Masterchef’te unutamadığınız bir an var mı?

Bir yarışmacının kendi sınırlarını aşıp, gerçekten iyi bir tabak çıkardığı an. İşte o anlarda, gerçek değişimi görüyorsunuz. Yalnızca mutfak becerisi değil, bir insanın kendi potansiyelini fark etmesi… Bu, şef olarak bana en büyük mutluluğu veren şeylerden biri.

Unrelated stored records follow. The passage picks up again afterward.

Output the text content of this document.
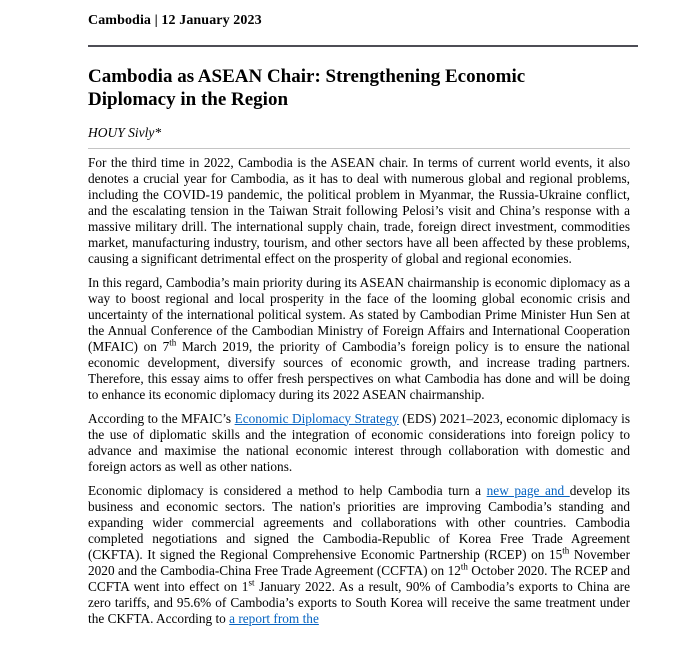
Cambodia | 12 January 2023
Cambodia as ASEAN Chair: Strengthening Economic Diplomacy in the Region
HOUY Sivly*

For the third time in 2022, Cambodia is the ASEAN chair. In terms of current world events, it also denotes a crucial year for Cambodia, as it has to deal with numerous global and regional problems, including the COVID-19 pandemic, the political problem in Myanmar, the Russia-Ukraine conflict, and the escalating tension in the Taiwan Strait following Pelosi’s visit and China’s response with a massive military drill. The international supply chain, trade, foreign direct investment, commodities market, manufacturing industry, tourism, and other sectors have all been affected by these problems, causing a significant detrimental effect on the prosperity of global and regional economies.

In this regard, Cambodia’s main priority during its ASEAN chairmanship is economic diplomacy as a way to boost regional and local prosperity in the face of the looming global economic crisis and uncertainty of the international political system. As stated by Cambodian Prime Minister Hun Sen at the Annual Conference of the Cambodian Ministry of Foreign Affairs and International Cooperation (MFAIC) on 7th March 2019, the priority of Cambodia’s foreign policy is to ensure the national economic development, diversify sources of economic growth, and increase trading partners. Therefore, this essay aims to offer fresh perspectives on what Cambodia has done and will be doing to enhance its economic diplomacy during its 2022 ASEAN chairmanship.

According to the MFAIC’s Economic Diplomacy Strategy (EDS) 2021–2023, economic diplomacy is the use of diplomatic skills and the integration of economic considerations into foreign policy to advance and maximise the national economic interest through collaboration with domestic and foreign actors as well as other nations.

Economic diplomacy is considered a method to help Cambodia turn a new page and develop its business and economic sectors. The nation's priorities are improving Cambodia’s standing and expanding wider commercial agreements and collaborations with other countries. Cambodia completed negotiations and signed the Cambodia-Republic of Korea Free Trade Agreement (CKFTA). It signed the Regional Comprehensive Economic Partnership (RCEP) on 15th November 2020 and the Cambodia-China Free Trade Agreement (CCFTA) on 12th October 2020. The RCEP and CCFTA went into effect on 1st January 2022. As a result, 90% of Cambodia’s exports to China are zero tariffs, and 95.6% of Cambodia’s exports to South Korea will receive the same treatment under the CKFTA. According to a report from the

Kitabınızı yazarken amacınız neydi?

“Danilo ile Mutlu Tarifler” kitabımı yazarken amacım, evde yemek yapan insanlara ilham vermekti. Onlara sadece tarifler sunmak değil, mutfakta benim gözümden dünyayı görmelerini sağlamak istedim. Her tarif, deneyimlediğim tekniklerin, gözlemlediğim inceliklerin ve mutfağa dair bakış açımın bir yansıması. Kitapta süsü abartmadım; sayfalar, göz boyayan detaylardan arındırılmış, net bilgiler ve gerçek hikâyelerle dolu. Okuyan kişi, tarifleri uygularken aynı zamanda benim mutfaktaki yolculuğuma da eşlik ediyor. Amacım, mutfağın hem öğretici hem de keyifli yönünü birlikte paylaşmak.

Filo D’olio’yu kurarken neyi amaçladınız?

Filo D’olio’yu kurarken amacım, İtalyan mutfağının ruhunu her tabakta hissettirebilmekti. Önceliğim her zaman kalite oldu; malzemenin en taze, en saf hâlini seçmek ve her aşamada ona özen göstermek. Az ama öz kullanmak benim için çok önemli; gereksiz süslemelerle değil, malzemenin kendi tadıyla konuşmasını sağlamak istedim. Sadelik her zaman rehberim oldu. Filo D’olio’da gelen misafirlerin her lokmada “işte gerçek İtalyan mutfağı bu” demesini hayal ettim. Bu mutfakta, tabaklar karmaşık değil; lezzetler net, samimi ve dürüst. Her detay, İtalyan geleneğinin inceliğini ve ustalığını yansıtıyor.

Son olarak: Henüz kurulmamış hayal sofranızda neler olurdu?

Bir tarafta taze yapılmış makarna, diğer tarafta közde patlıcanlı mezeler. Aynı sofrada İtalya ve Türkiye. Konuklar mı? Gerçekten birlikte üretmeye inanan insanlar. O masada konuşulan tek şey: vizyon, kalite ve tutku olurdu.